Byrne plays Linda, a Long Island psychiatrist tending to her sick daughter while her husband (Christian Slater) is away on week three of a two-month work trip. The kid suffers from an unspecified disorder where she refuses to eat and must be fed nightly through a tube. A leaky pipe has left a massive hole in the bedroom ceiling, sending mother and child to reside in a slightly seedy motel while obstreperous contractors do little to fix it. Sometimes late at night, when Linda’s wasted on weed and wine, she sneaks back to her house so she can stare at the hole — a dripping black maw that seems to be expanding like a cosmic externalization of her inadequacies.

In Bronstein’s boldest gambit, the child is never seen on camera. She’s always just offscreen or out of frame, a structuring absence sapping away her mother’s attention and energy. Another hole. With a different actress, this might have been excruciating, but Byrne has an innately comic energy, inviting us to laugh at Linda’s messy foibles and misfortunes. In his first dramatic acting role, Conan O’Brien co-stars as her buttoned-up therapist, recoiling from his patient’s increasingly inappropriate efforts to puncture his professional reserve. The comedian’s emotionally constipated Boston Irishness is used to brilliant effect against Byrne’s unhinged outbursts, so uncomfortable he shrinks into himself like he’s imploding before our eyes.

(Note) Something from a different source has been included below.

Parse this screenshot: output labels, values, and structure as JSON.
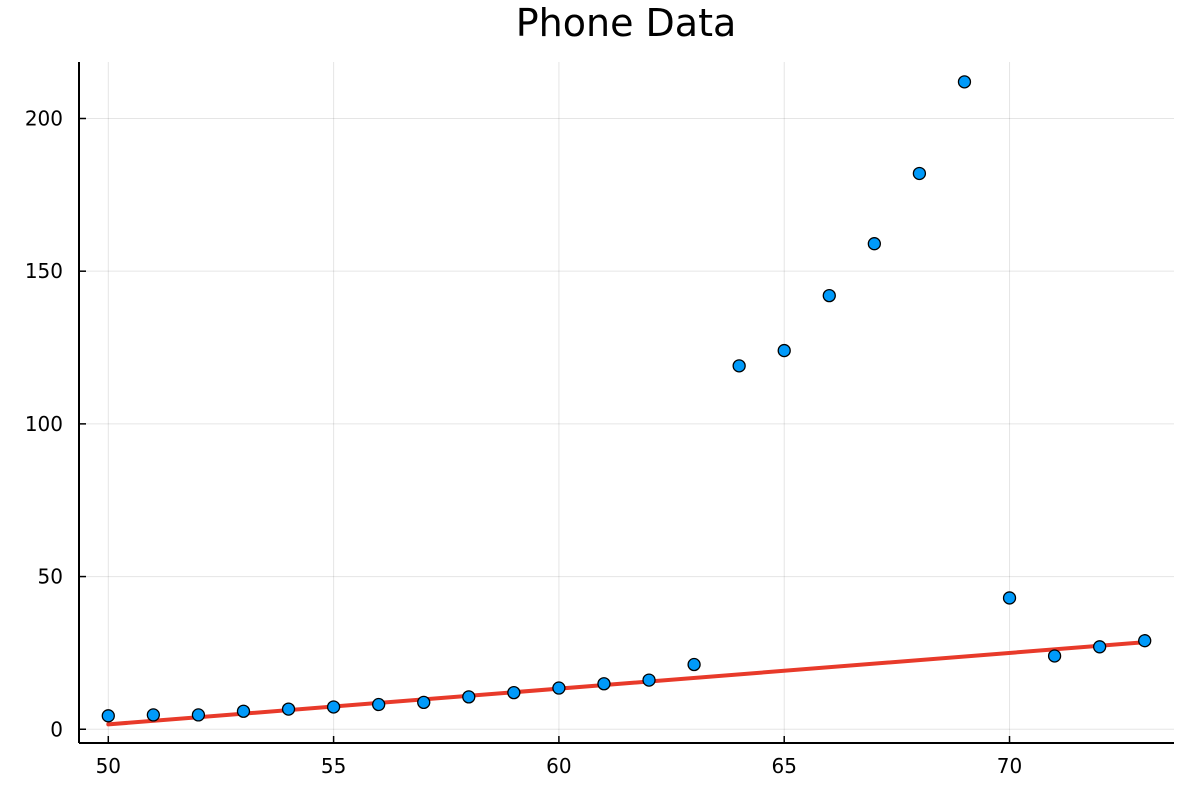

Byrne won the Silver Bear for Best Leading Performance at this year’s Berlin International Film Festival, and it’s rare to see such an attractive star so unconcerned with being likable. That’s why we like her. Linda is being irrational and awful a lot of the time — this is very much the movie last year’s “Nightbitch” was afraid to be — yet we can’t help but see something of ourselves in her selfishness and bad behavior. “If I Had Legs I’d Kick You” is obviously not for everybody. I know some folks who hated it so much they got up and walked out of last week’s IFFBoston Fall Focus screening. But there’s truth and honesty to be found in the film. And if you’re on the same wavelength as Bronstein’s macabre humor, the hamster scene is an instant classic.
“After the Hunt” and “If I Had Legs I’d Kick You” open in theaters on Thursday, Oct. 16.